Dopo quella con il Vaticano, dopo le parole di Papa Francesco sul genocidio armeno, si amplia anche la crisi diplomatica aperta dalla Turchia con l’Austria dopo che anche il parlamento di Vienna ha ufficialmente riconosciuto il genocidio perpetrato dai ‘Giovani turchi’ un secolo fa. Dopo avere richiamato per consultazioni la notte scorsa l’ambasciatore a Vienna il capo della diplomazia turca Mevlut Cavusoglu ha avvertito oggi in un telefonata al collega austriaco Sebastian Kurz che “l’adozione di questa dichiarazione avrà inevitabilmente ripercussioni sfavorevoli sulle relazioni bilaterali” fra i due paesi.
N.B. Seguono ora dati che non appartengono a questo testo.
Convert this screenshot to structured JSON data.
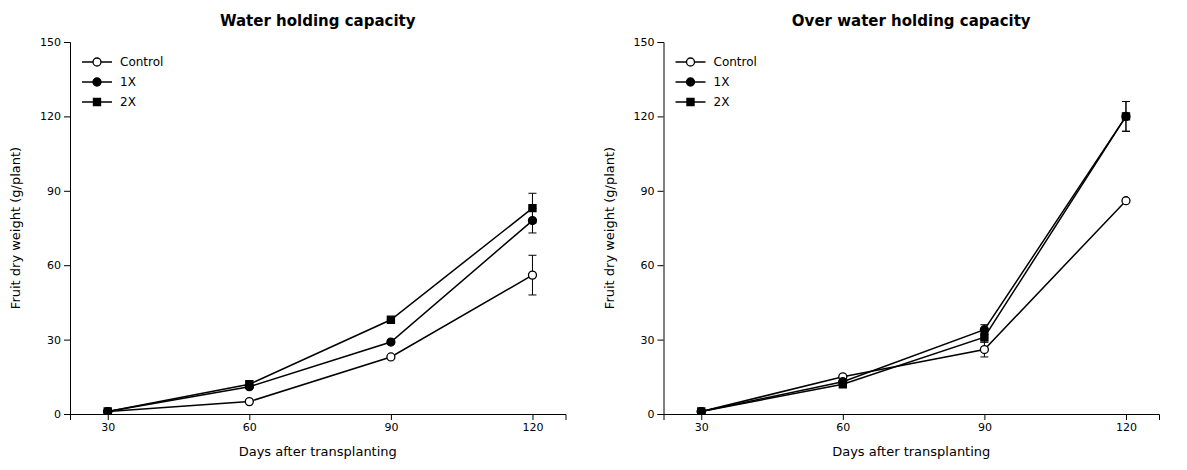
{
  "chart_data": [
    {
      "type": "line",
      "title": "Water holding capacity",
      "xlabel": "Days after transplanting",
      "ylabel": "Fruit dry weight (g/plant)",
      "x": [
        30,
        60,
        90,
        120
      ],
      "xlim": [
        22,
        127
      ],
      "xticks": [
        30,
        60,
        90,
        120
      ],
      "ylim": [
        0,
        150
      ],
      "yticks": [
        0,
        30,
        60,
        90,
        120,
        150
      ],
      "grid": false,
      "legend": "upper left",
      "series": [
        {
          "name": "Control",
          "color": "black",
          "marker": "circle-open",
          "line_style": "solid",
          "values": [
            1,
            5,
            23,
            56
          ],
          "yerr": [
            0,
            0,
            0,
            8
          ]
        },
        {
          "name": "1X",
          "color": "black",
          "marker": "circle",
          "line_style": "solid",
          "values": [
            1,
            11,
            29,
            78
          ],
          "yerr": [
            0,
            0,
            0,
            5
          ]
        },
        {
          "name": "2X",
          "color": "black",
          "marker": "square",
          "line_style": "solid",
          "values": [
            1,
            12,
            38,
            83
          ],
          "yerr": [
            0,
            0,
            0,
            6
          ]
        }
      ]
    },
    {
      "type": "line",
      "title": "Over water holding capacity",
      "xlabel": "Days after transplanting",
      "ylabel": "Fruit dry weight (g/plant)",
      "x": [
        30,
        60,
        90,
        120
      ],
      "xlim": [
        22,
        127
      ],
      "xticks": [
        30,
        60,
        90,
        120
      ],
      "ylim": [
        0,
        150
      ],
      "yticks": [
        0,
        30,
        60,
        90,
        120,
        150
      ],
      "grid": false,
      "legend": "upper left",
      "series": [
        {
          "name": "Control",
          "color": "black",
          "marker": "circle-open",
          "line_style": "solid",
          "values": [
            1,
            15,
            26,
            86
          ],
          "yerr": [
            0,
            0,
            3,
            0
          ]
        },
        {
          "name": "1X",
          "color": "black",
          "marker": "circle",
          "line_style": "solid",
          "values": [
            1,
            13,
            34,
            120
          ],
          "yerr": [
            0,
            0,
            2,
            6
          ]
        },
        {
          "name": "2X",
          "color": "black",
          "marker": "square",
          "line_style": "solid",
          "values": [
            1,
            12,
            31,
            120
          ],
          "yerr": [
            0,
            0,
            2,
            6
          ]
        }
      ]
    }
  ]
}
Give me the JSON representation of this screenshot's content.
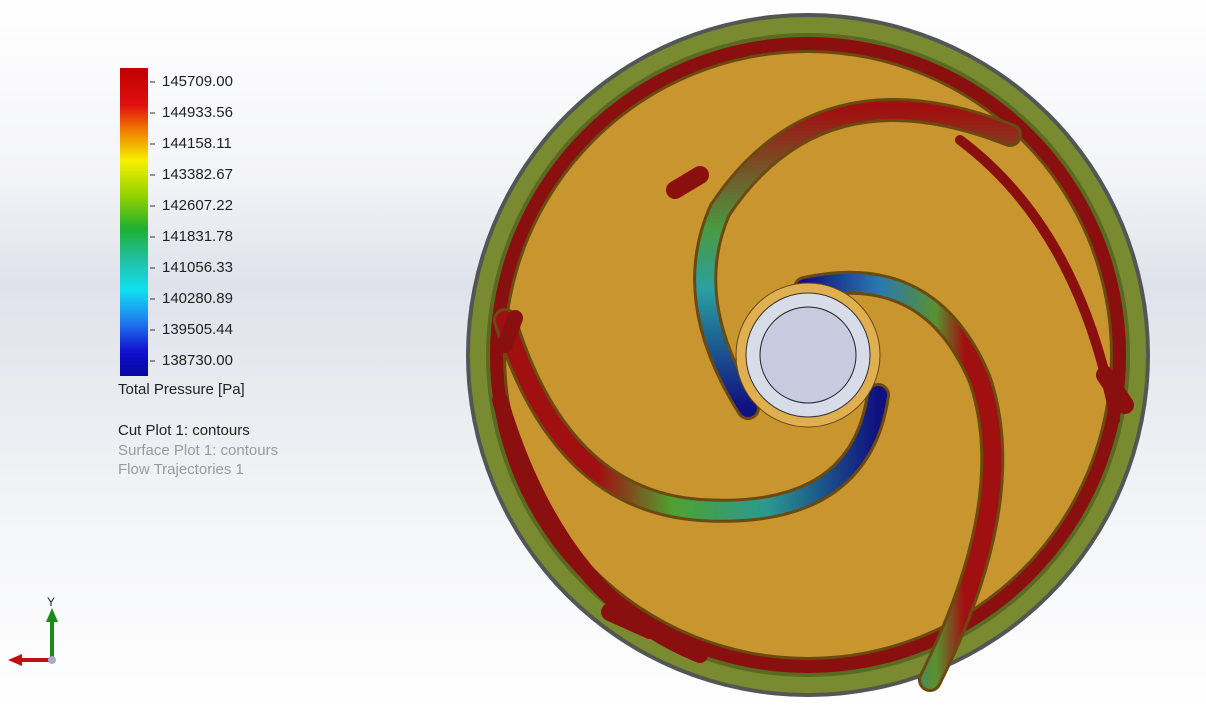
{
  "legend": {
    "ticks": [
      "145709.00",
      "144933.56",
      "144158.11",
      "143382.67",
      "142607.22",
      "141831.78",
      "141056.33",
      "140280.89",
      "139505.44",
      "138730.00"
    ],
    "title": "Total Pressure [Pa]"
  },
  "plots": [
    "Cut Plot 1: contours",
    "Surface Plot 1: contours",
    "Flow Trajectories 1"
  ],
  "triad": {
    "y_label": "Y"
  }
}
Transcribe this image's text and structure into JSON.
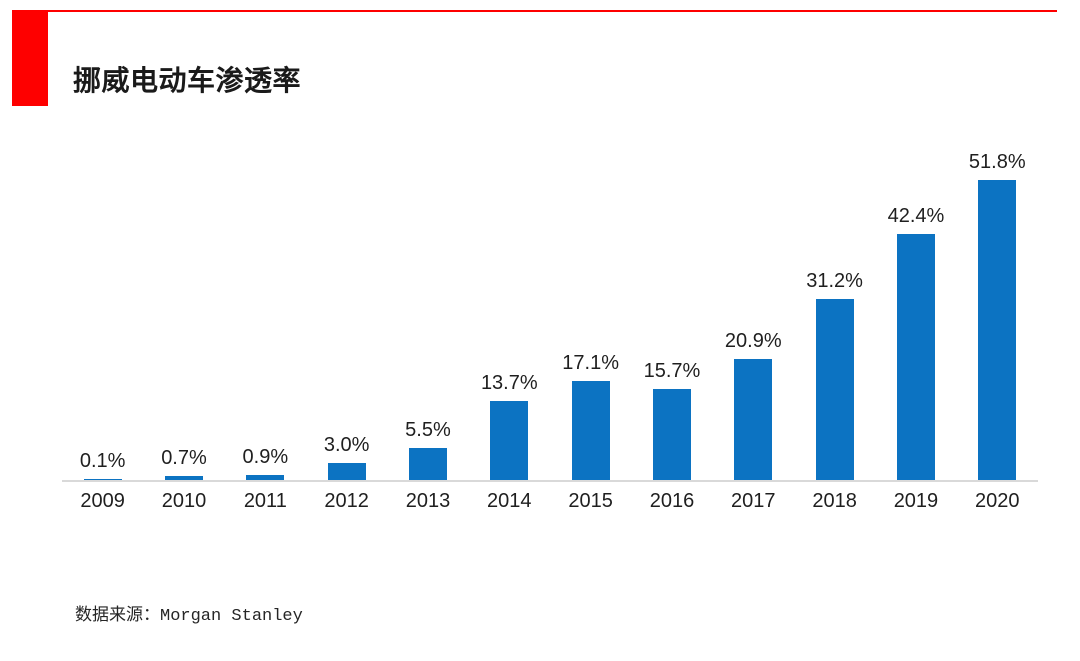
{
  "page": {
    "title": "挪威电动车渗透率",
    "source_note": "数据来源：Morgan Stanley"
  },
  "theme": {
    "accent_red": "#fe0000",
    "bar_blue": "#0c73c2",
    "axis_gray": "#d9d9d9",
    "text_dark": "#1f1f1f"
  },
  "chart_data": {
    "type": "bar",
    "title": "挪威电动车渗透率",
    "categories": [
      "2009",
      "2010",
      "2011",
      "2012",
      "2013",
      "2014",
      "2015",
      "2016",
      "2017",
      "2018",
      "2019",
      "2020"
    ],
    "values": [
      0.1,
      0.7,
      0.9,
      3.0,
      5.5,
      13.7,
      17.1,
      15.7,
      20.9,
      31.2,
      42.4,
      51.8
    ],
    "data_labels": [
      "0.1%",
      "0.7%",
      "0.9%",
      "3.0%",
      "5.5%",
      "13.7%",
      "17.1%",
      "15.7%",
      "20.9%",
      "31.2%",
      "42.4%",
      "51.8%"
    ],
    "unit": "%",
    "xlabel": "",
    "ylabel": "",
    "ylim": [
      0,
      55
    ],
    "grid": false,
    "legend": false,
    "y_axis_visible": false,
    "data_labels_position": "above-bars",
    "source": "数据来源：Morgan Stanley"
  }
}
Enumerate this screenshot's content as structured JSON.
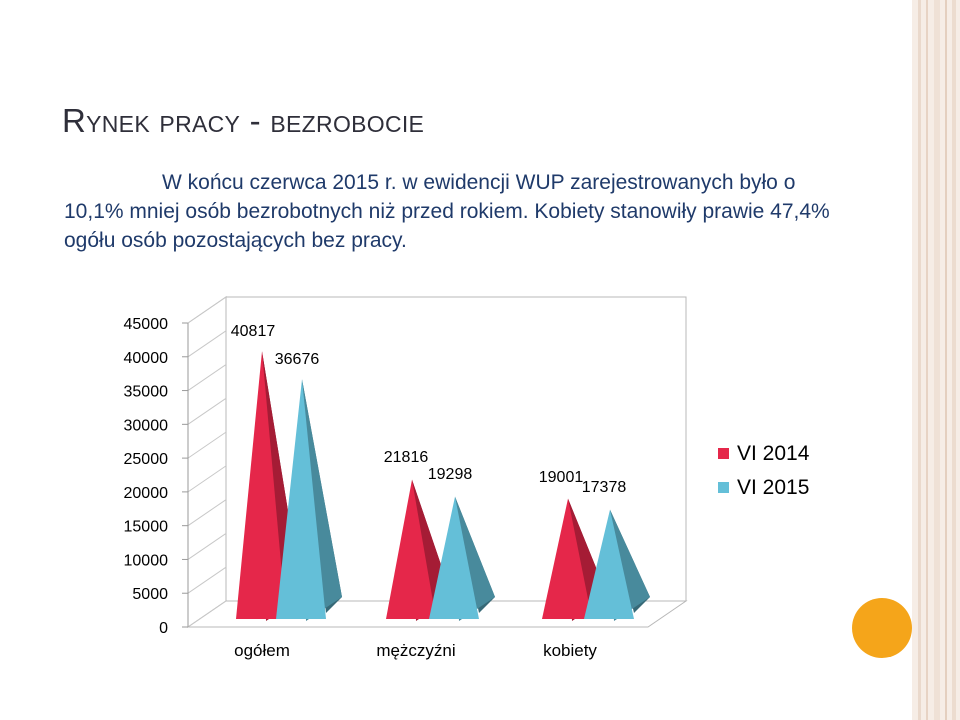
{
  "slide": {
    "title": "Rynek pracy - bezrobocie",
    "text": "W końcu czerwca 2015 r. w ewidencji WUP zarejestrowanych było o 10,1% mniej osób bezrobotnych niż przed rokiem. Kobiety stanowiły prawie 47,4% ogółu osób pozostających bez pracy."
  },
  "chart_data": {
    "type": "bar",
    "style": "3d-pyramid",
    "categories": [
      "ogółem",
      "mężczyźni",
      "kobiety"
    ],
    "series": [
      {
        "name": "VI 2014",
        "values": [
          40817,
          21816,
          19001
        ],
        "color": "#e5274a"
      },
      {
        "name": "VI 2015",
        "values": [
          36676,
          19298,
          17378
        ],
        "color": "#64bfd8"
      }
    ],
    "data_labels": [
      [
        "40817",
        "21816",
        "19001"
      ],
      [
        "36676",
        "19298",
        "17378"
      ]
    ],
    "ylim": [
      0,
      45000
    ],
    "yticks": [
      "0",
      "5000",
      "10000",
      "15000",
      "20000",
      "25000",
      "30000",
      "35000",
      "40000",
      "45000"
    ],
    "grid": false,
    "legend": "right"
  },
  "colors": {
    "accent": "#f5a51a",
    "text": "#1f3a6a"
  }
}
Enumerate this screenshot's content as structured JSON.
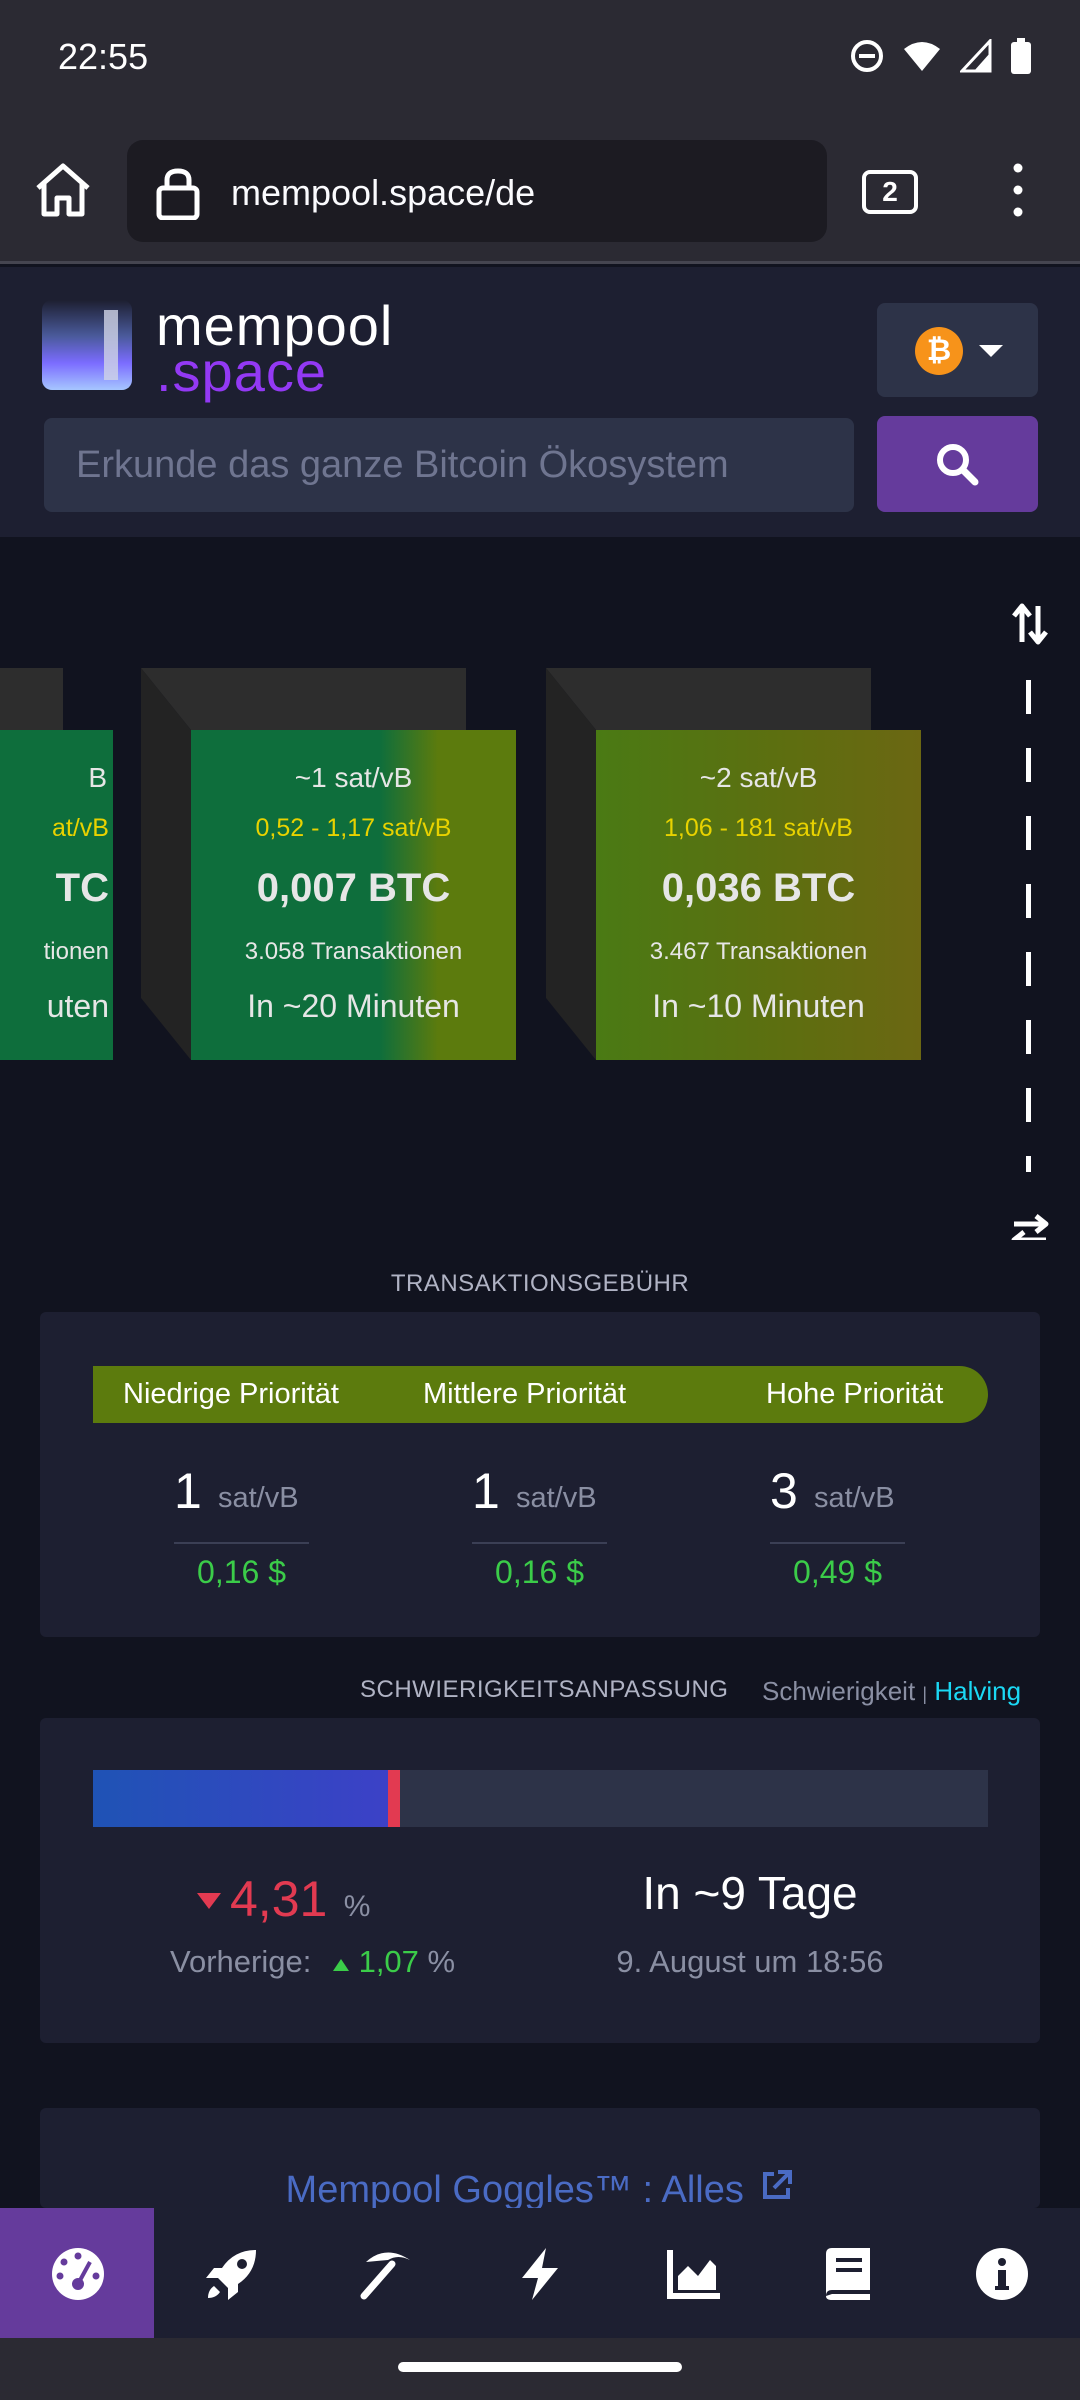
{
  "status_bar": {
    "time": "22:55"
  },
  "browser": {
    "url": "mempool.space/de",
    "tab_count": "2"
  },
  "header": {
    "logo_line1": "mempool",
    "logo_line2": ".space",
    "network_symbol": "₿",
    "search_placeholder": "Erkunde das ganze Bitcoin Ökosystem"
  },
  "blocks": [
    {
      "fee": "~1 sat/vB",
      "range": "0,52 - 1,17 sat/vB",
      "size": "0,007 BTC",
      "txs": "3.058 Transaktionen",
      "eta": "In ~20 Minuten"
    },
    {
      "fee": "~2 sat/vB",
      "range": "1,06 - 181 sat/vB",
      "size": "0,036 BTC",
      "txs": "3.467 Transaktionen",
      "eta": "In ~10 Minuten"
    }
  ],
  "partial_block": {
    "fee": "B",
    "range": "at/vB",
    "size": "TC",
    "txs": "tionen",
    "eta": "uten"
  },
  "fees": {
    "title": "TRANSAKTIONSGEBÜHR",
    "low_label": "Niedrige Priorität",
    "mid_label": "Mittlere Priorität",
    "high_label": "Hohe Priorität",
    "unit": "sat/vB",
    "low_value": "1",
    "low_usd": "0,16 $",
    "mid_value": "1",
    "mid_usd": "0,16 $",
    "high_value": "3",
    "high_usd": "0,49 $"
  },
  "difficulty": {
    "title": "SCHWIERIGKEITSANPASSUNG",
    "tab_difficulty": "Schwierigkeit",
    "tab_separator": "|",
    "tab_halving": "Halving",
    "change": "4,31",
    "percent": "%",
    "previous_label": "Vorherige:",
    "previous_change": "1,07",
    "eta": "In ~9 Tage",
    "eta_date": "9. August um 18:56",
    "progress_fraction": 0.33
  },
  "goggles": {
    "link": "Mempool Goggles™ : Alles"
  },
  "colors": {
    "accent": "#653b9c",
    "fee_bar": "#5c7b0d",
    "positive": "#3bcc49",
    "negative": "#e23a51"
  },
  "nav_icons": [
    "dashboard-icon",
    "rocket-icon",
    "pickaxe-icon",
    "lightning-icon",
    "chart-icon",
    "book-icon",
    "info-icon"
  ]
}
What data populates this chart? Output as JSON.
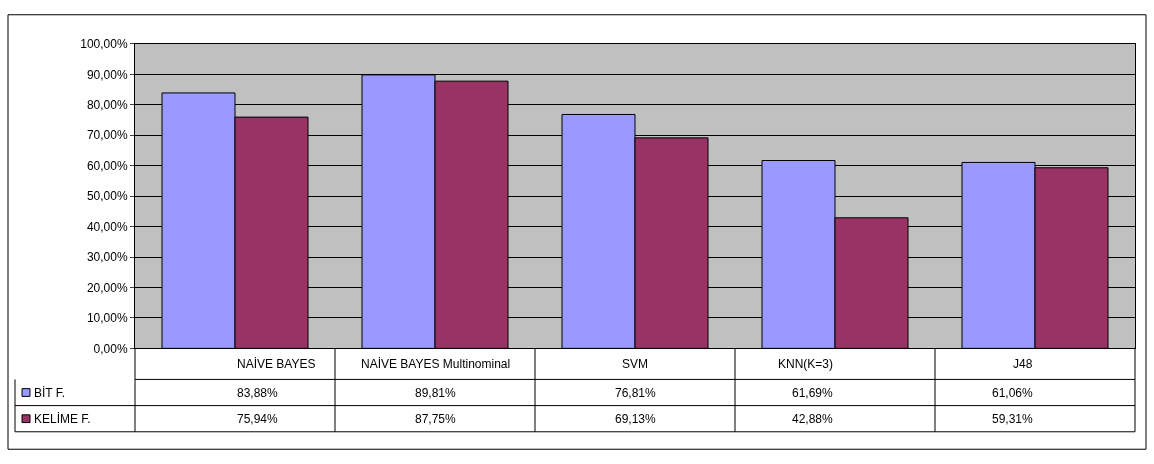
{
  "chart_data": {
    "type": "bar",
    "categories": [
      "NAİVE BAYES",
      "NAİVE BAYES Multinominal",
      "SVM",
      "KNN(K=3)",
      "J48"
    ],
    "series": [
      {
        "name": "BİT F.",
        "color": "#9999ff",
        "values": [
          83.88,
          89.81,
          76.81,
          61.69,
          61.06
        ],
        "value_labels": [
          "83,88%",
          "89,81%",
          "76,81%",
          "61,69%",
          "61,06%"
        ]
      },
      {
        "name": "KELİME F.",
        "color": "#993366",
        "values": [
          75.94,
          87.75,
          69.13,
          42.88,
          59.31
        ],
        "value_labels": [
          "75,94%",
          "87,75%",
          "69,13%",
          "42,88%",
          "59,31%"
        ]
      }
    ],
    "ylim": [
      0,
      100
    ],
    "yticks": [
      {
        "value": 0,
        "label": "0,00%"
      },
      {
        "value": 10,
        "label": "10,00%"
      },
      {
        "value": 20,
        "label": "20,00%"
      },
      {
        "value": 30,
        "label": "30,00%"
      },
      {
        "value": 40,
        "label": "40,00%"
      },
      {
        "value": 50,
        "label": "50,00%"
      },
      {
        "value": 60,
        "label": "60,00%"
      },
      {
        "value": 70,
        "label": "70,00%"
      },
      {
        "value": 80,
        "label": "80,00%"
      },
      {
        "value": 90,
        "label": "90,00%"
      },
      {
        "value": 100,
        "label": "100,00%"
      }
    ],
    "grid": "y",
    "legend": "bottom"
  }
}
La crisi con Vienna interviene alla vigilia delle commemorazioni, domani ad Erevan, del centenario del massacro di 1,5 milioni di cristiani armeni in Anatolia. Nei giorni scorsi Ankara, che continua a negare che la strage degli armeni sia stata un genocidio, ha richiamato l’ambasciatore presso il Vaticano ed ha attaccato Papa Francesco e il parlamento europeo per le loro prese di posizione sul genocidio.